In 2014, the Egyptian government adjusted the way it keeps staple foods—like bread—affordable. Instead of subsidizing flour for bakeries that make baladi (rustic) bread, with the introduction of a smart card system it has shifted to subsidizing the actual loaves being sold. Previously, subsidized flour and bread were being bought cheap and sold high. The new approach limits to five the number of loaves a person can buy each day, making it harder to game the system, as well as making sure that affordably priced bread reaches the most vulnerable members of Egyptian society.
Effective targeting is important because—owing to political and economic turmoil—more people in Egypt are short of money for food now than they were about a decade ago. Extreme poverty has increased to about 26% in FY 2012/2013 from almost 17% in the Fiscal Year (FY) 1999/2000. And close to half Egyptians (49%) are classified as ‘poor’ or ‘vulnerable’ because they don’t have money for other basic human needs, like health and education.
Baladi bread wasn’t the only food affected by the policy reforms. Previously, most Egyptians were eligible for a monthly basket of low-cost foods, such as cooking oil, sugar, rice and macaroni. The new system gives the majority of Egyptians a small monthly allowance on a smart card. Any credit left over from baladi bread can be converted into points, providing incentives to buy other foods as well.
Low-income households also need access to finance.

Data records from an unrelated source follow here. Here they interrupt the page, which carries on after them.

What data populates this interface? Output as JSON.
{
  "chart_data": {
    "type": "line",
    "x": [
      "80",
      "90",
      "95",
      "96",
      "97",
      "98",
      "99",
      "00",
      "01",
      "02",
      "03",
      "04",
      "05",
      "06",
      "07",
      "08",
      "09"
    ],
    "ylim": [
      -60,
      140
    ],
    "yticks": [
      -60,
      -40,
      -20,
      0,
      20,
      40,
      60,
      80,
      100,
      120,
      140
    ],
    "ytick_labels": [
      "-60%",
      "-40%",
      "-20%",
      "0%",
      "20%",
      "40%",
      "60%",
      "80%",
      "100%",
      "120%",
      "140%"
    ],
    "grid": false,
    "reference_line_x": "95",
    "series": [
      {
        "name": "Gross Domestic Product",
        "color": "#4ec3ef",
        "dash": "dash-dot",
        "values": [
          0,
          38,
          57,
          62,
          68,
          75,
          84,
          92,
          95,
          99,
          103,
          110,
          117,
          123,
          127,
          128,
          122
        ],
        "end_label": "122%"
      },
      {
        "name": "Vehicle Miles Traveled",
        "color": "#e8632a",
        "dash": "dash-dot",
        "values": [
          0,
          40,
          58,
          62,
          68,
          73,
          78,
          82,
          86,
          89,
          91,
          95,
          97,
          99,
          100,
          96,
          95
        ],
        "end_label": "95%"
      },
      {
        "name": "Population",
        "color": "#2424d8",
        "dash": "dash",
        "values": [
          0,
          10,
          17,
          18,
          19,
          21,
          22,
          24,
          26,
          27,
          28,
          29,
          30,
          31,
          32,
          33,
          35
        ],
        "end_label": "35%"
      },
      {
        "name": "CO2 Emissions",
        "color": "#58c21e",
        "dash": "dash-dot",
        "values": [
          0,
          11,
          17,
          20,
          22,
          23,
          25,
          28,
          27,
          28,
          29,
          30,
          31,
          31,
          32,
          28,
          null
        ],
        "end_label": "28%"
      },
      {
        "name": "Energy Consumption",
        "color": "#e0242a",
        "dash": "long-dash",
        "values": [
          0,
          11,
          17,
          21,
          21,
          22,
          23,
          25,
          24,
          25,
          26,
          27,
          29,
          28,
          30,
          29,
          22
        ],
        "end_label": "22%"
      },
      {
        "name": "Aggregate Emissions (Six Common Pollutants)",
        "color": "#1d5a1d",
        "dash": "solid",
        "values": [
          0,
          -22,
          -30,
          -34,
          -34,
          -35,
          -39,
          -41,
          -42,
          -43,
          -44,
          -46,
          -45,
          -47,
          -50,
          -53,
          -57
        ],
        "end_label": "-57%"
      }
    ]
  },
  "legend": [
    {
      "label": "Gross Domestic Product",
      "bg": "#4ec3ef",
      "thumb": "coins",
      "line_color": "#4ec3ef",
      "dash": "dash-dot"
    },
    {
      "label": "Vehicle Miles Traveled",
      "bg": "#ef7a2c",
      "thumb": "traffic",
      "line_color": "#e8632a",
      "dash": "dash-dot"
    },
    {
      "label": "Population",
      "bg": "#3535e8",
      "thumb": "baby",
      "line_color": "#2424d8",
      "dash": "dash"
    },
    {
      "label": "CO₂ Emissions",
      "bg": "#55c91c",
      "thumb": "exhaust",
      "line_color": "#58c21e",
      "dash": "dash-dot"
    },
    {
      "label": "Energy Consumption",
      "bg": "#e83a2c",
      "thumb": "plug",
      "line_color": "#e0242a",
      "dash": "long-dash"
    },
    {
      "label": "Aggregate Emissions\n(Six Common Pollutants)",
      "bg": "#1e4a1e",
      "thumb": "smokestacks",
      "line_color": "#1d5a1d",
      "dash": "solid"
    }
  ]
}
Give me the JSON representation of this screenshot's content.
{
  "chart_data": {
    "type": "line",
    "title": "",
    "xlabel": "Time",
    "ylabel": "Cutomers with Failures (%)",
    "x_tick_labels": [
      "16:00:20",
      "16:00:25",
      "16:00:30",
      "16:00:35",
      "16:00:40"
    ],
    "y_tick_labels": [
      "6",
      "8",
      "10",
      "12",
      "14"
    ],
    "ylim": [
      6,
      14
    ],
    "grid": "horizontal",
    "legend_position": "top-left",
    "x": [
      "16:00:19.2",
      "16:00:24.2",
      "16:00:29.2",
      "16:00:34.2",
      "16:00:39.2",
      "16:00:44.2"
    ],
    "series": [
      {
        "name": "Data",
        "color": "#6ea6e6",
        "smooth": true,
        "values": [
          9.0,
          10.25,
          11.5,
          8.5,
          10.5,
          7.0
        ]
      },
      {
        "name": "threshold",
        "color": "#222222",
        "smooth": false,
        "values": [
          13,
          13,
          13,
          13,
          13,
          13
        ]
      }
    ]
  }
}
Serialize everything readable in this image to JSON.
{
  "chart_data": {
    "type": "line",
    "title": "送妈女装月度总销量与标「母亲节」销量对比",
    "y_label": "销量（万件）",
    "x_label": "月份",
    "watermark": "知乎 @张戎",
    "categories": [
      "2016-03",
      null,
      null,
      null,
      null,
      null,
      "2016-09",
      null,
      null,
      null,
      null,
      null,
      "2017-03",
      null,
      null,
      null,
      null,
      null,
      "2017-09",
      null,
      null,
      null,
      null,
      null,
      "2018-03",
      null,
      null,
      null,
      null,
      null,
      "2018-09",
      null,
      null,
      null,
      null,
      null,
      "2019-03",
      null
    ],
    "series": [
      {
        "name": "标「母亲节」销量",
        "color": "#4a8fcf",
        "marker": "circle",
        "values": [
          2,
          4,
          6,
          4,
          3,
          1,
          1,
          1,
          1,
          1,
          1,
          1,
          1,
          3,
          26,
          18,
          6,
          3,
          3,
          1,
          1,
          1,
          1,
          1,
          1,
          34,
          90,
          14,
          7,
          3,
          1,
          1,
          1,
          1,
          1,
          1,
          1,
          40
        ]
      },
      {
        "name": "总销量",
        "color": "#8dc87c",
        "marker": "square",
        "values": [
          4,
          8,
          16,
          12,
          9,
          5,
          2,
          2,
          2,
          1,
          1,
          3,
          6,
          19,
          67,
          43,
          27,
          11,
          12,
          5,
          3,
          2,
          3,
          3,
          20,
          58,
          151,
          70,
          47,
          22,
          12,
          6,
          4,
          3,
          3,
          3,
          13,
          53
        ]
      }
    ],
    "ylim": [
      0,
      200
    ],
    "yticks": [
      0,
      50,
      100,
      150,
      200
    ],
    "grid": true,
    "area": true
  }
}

The International Finance Corporation, the private sector arm of the World Bank Group, works with local business associations in Egypt on microfinance, providing technical assistance to help them build resilience and institutional capacity, and diversify their product portfolios.
Egypt’s social protection system—broadly defined—commands a large share of the state’s annual budget, but historically, its impact on poverty and developing human capital has been limited. The July 2014 reforms include the gradual liberalization of energy prices over a period of 5–10 years. The government has already allowed the cost of fuel and electricity to increase, allocating about half the EGP 51 billion or US$6.7 million it’s saved to sectors that include social protection programs, especially the reform and expansion of social safety nets.
But in 2013/14, more than 7% of Egypt's GDP still went toward financing energy subsidies, two-thirds (68%) of which benefited the two richest tiers of Egyptian society most. In real terms, this amounted to more than what the government spent on health, education, and public investment combined.
The government is taking other steps, though, to do a better job of getting state support directly to the poorest of the poor. Aside from rationalizing existing policies, in 2012, Egypt set up a Labor Intensive Works Program that is part of the Social Protection Fund, which is supported by the World Bank and the European Union (EU). Focusing on regions, such as Upper Egypt, which lag behind in development, it provides temporary jobs for job seekers, especially unskilled and young workers.